New Jersey Transit, Amtrak and Long Island Rail Road adjusted service or said passengers may experience delays through tonight’s commute after a NJ Transit train derailed in New York City’s Penn Station complex.
The incident occurred at about 10:50 a.m. and is blocking access to nine of 21 station tracks shared between the three rail carriers, Dan Stessel, an NJ Transit spokesman, said in a telephone interview.
No injuries were reported by the 300 passengers on the train, NJ Transit said in a statement. Workers were still trying to put two of the eight cars on the train that was derailed back on the tracks as of about 4 p.m., Stessel said. The nine tracks are expected to be blocked through tonight’s commute, he said.
NJ Transit is advising customers to expect 20 to 30 minutes of additional travel time, Stessel said. Long Island Rail Road said in a statement that it expected delays of about 30 minutes.
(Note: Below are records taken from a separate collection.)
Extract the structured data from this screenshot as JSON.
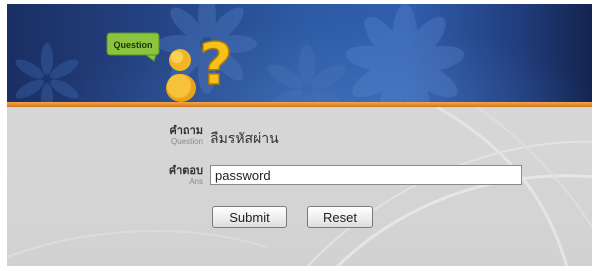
{
  "banner": {
    "badge_text": "Question",
    "mark_text": "?",
    "colors": {
      "background": "#23407f",
      "badge": "#8bc53f",
      "mark": "#f6c21a",
      "person": "#f2b620",
      "divider": "#e58a2b"
    }
  },
  "form": {
    "question": {
      "label_th": "คำถาม",
      "label_en": "Question",
      "value": "ลืมรหัสผ่าน"
    },
    "answer": {
      "label_th": "คำตอบ",
      "label_en": "Ans",
      "value": "password"
    },
    "submit_label": "Submit",
    "reset_label": "Reset"
  }
}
Midtown Direct trains will begin and end at Hoboken Terminal instead of in Penn Station, NJ Transit said on its website. PATH trains will accept NJ Transit tickets and passes between 33rd Street, Hoboken and Newark Penn Station, according to the website.
The derailment led Amtrak to temporarily suspend its Empire Line service between New York City and Croton Harmon, New York, that railroad said in a separate statement.
Amtrak said in the e-mailed statement that it had a single track operating into and out of Penn Station, which would cause delays on Acela Express and Northeast Regional service.
Amtrak and New York’s Metro-North Railroad coordinated a “rail bridge” between Grand Central Terminal and the Croton Harmon station, the statement said.
Amtrak customers leaving New York should use bus service from Penn Station to Grand Central Terminal, where they may access a Metro-North train to Croton Harmon. Northbound and westbound Amtrak train service will resume from there, said Cliff Cole, an Amtrak spokesman. Passengers traveling into the city will be able to take a Metro-North train from Croton Harmon to Grand Central Terminal, he said.
NJ Transit’s Northeast Corridor and North Jersey Coast Line may have “significant delays” and commuters should expect “crowding conditions” because some trains will be combined, the website statement said.
Private-carrier buses also will honor rail tickets and passes on trips to and from the Port Authority Bus Terminal, the agency said.
Bill Kadel, a 23-year-old financial representative at Northwestern Mutual, said he had to have a family member pick him up from Hoboken because he was unable to take a train to Dover from Penn Station.
“I had no way of getting home,” he said.
Bhargov Khatana, 30, said his train from the Metropark, New Jersey, station on NJ Transit to Penn Station was delayed.
“I couldn’t go to the office,” said Khatana, an insurer consultant. “There were a couple of meetings I had to cancel. We should have an alternative method of travel.”
The derailed train left Penn Station at 10:45 a.m. and was scheduled to arrive in Dover, New Jersey, at 12:23 p.m., NJ Transit said.
NJ Transit said the train derailed just before it entered a tunnel at Penn Station, and passengers were taken from the train and walked to the station.
NJ Transit’s last derailment occurred in February 2007, Stessel, the spokesman, said in an e-mail.